Commissioned by his father, he is responsible for political relationships within the Alawite organization known as the Arab Democratic Party. His office, seen from the ground floor of his villa, appears to double as an operations and coordination room. Outside, armed guards patrol the entrance and inside, they are scattered in the living room. There are wireless sets, mobile phones, computers and untiring movement seems to be about.

The relationship between Nusayris in the Mount and the Syrian regime is based on a clear religious-tribal ground. Nusayri tribes are strongly connected and they live to serve and protect their people, according to a patriarchal system and loyalty to the leaders.

Clashes that occurred in the Bab al-Tabbaneh region in 1986 is proof of the strong tribal ties between Nusayris. Those in Mount Moshen participated in supporting Syrian troops in eleminating a great number of Sunni groups in Bab al-Tabbaneh. According to Sunni fanatics of all ages in the Northern region, there were 600 people who were killed after brutally being tortured. Nusayri in Mohsen do not conceal their victory, they connect the incident with the Lebanese Civil war based on sectarian grounds. They try to forget this, despite the Sunni fanatics. Sunni’s in the North focus on remembering the past and attempting to gain revenge for these events.

The 1986 massacre of Sunnis was in part due to the coordination between the Syrian regime and the Nusayri of Mount Mohsen. During the period of Syrian guardianship over Lebanon, Nusayris played a pivotal role in relation with the security system, when the Syrian regime formed groups from that sect as special intelligence units, and participated in establishing them along Lebanese territories. Some Alawites concealed their identity and claimed themselves as Shiites, as an undercover method. Doing so made it easier to travel along Beirut and its suburbs.
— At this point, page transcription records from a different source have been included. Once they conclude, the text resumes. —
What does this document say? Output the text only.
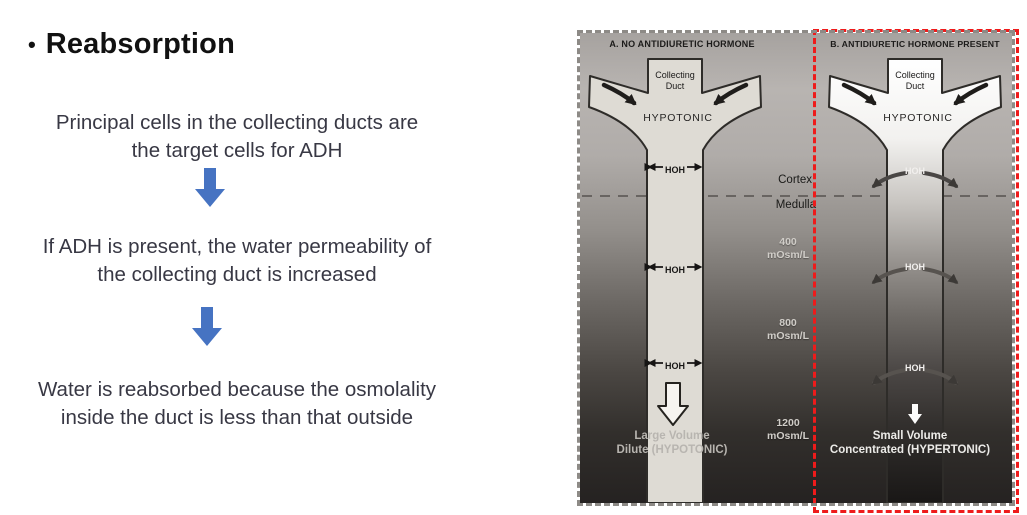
• Reabsorption
Principal cells in the collecting ducts are
the target cells for ADH
If ADH is present, the water permeability of
the collecting duct is increased
Water is reabsorbed because the osmolality
inside the duct is less than that outside
A. NO ANTIDIURETIC HORMONE	B. ANTIDIURETIC HORMONE PRESENT
Collecting
Duct
Collecting
Duct
HYPOTONIC	HYPOTONIC
Cortex
Medulla
400
mOsm/L
800
mOsm/L
1200
mOsm/L
HOH
HOH
HOH
HOH
HOH
HOH
Large Volume
Dilute (HYPOTONIC)
Small Volume
Concentrated (HYPERTONIC)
Syrian Intelligence collected a large amount of information from Lebanon. Those units are known for their loyalty to the Syrian regime and their leader Rifaat Eid, who in his addition to his role in Mount Mohsen, is extremely close to the Syrian party in Lebanon. The regime also supplied its partners in Mohsen with all kinds of heavy weapons, in order to establish their influence in the region which overlooks Bab al-Tabbaneh. Since Syrian-Lebanese borders are often not properly guarded, the possibility of smuggling weapons from Syria to Mohsen is quite reasonable. The Mountains are adjacent to the Syrian border. Many of its members are males who have experience with smuggling weapons and oil since the Civil War.

The training of Lebanese Nusayri on the mountains is quite lax in comparison to other training methods. Nusayris are often permitted to visit family members in Syria for days at a time. When necessary, they can receive intelligence training for a matter of days, which would provide solid information for both parties.

In spite of the poverty those in the mountains face, the lack of investment and absence of natural resources bring them closer to their religion and tribal spirit. Through this special relationship with their Syrian neighbors, they are permitted to conduct illegal acts such as smuggling, and still manage to earn a reasonable wage.

Today the Syrian-Lebanese Nusayri relationship is deep and impenetrable. All al-Mustaqbal partners are on the margin of Nusayri people. Though they received Eid’s huge amount of financial support, at the time where the position of the eternal leader was to occupy the mountains in Tripoli, the capital of the northern region.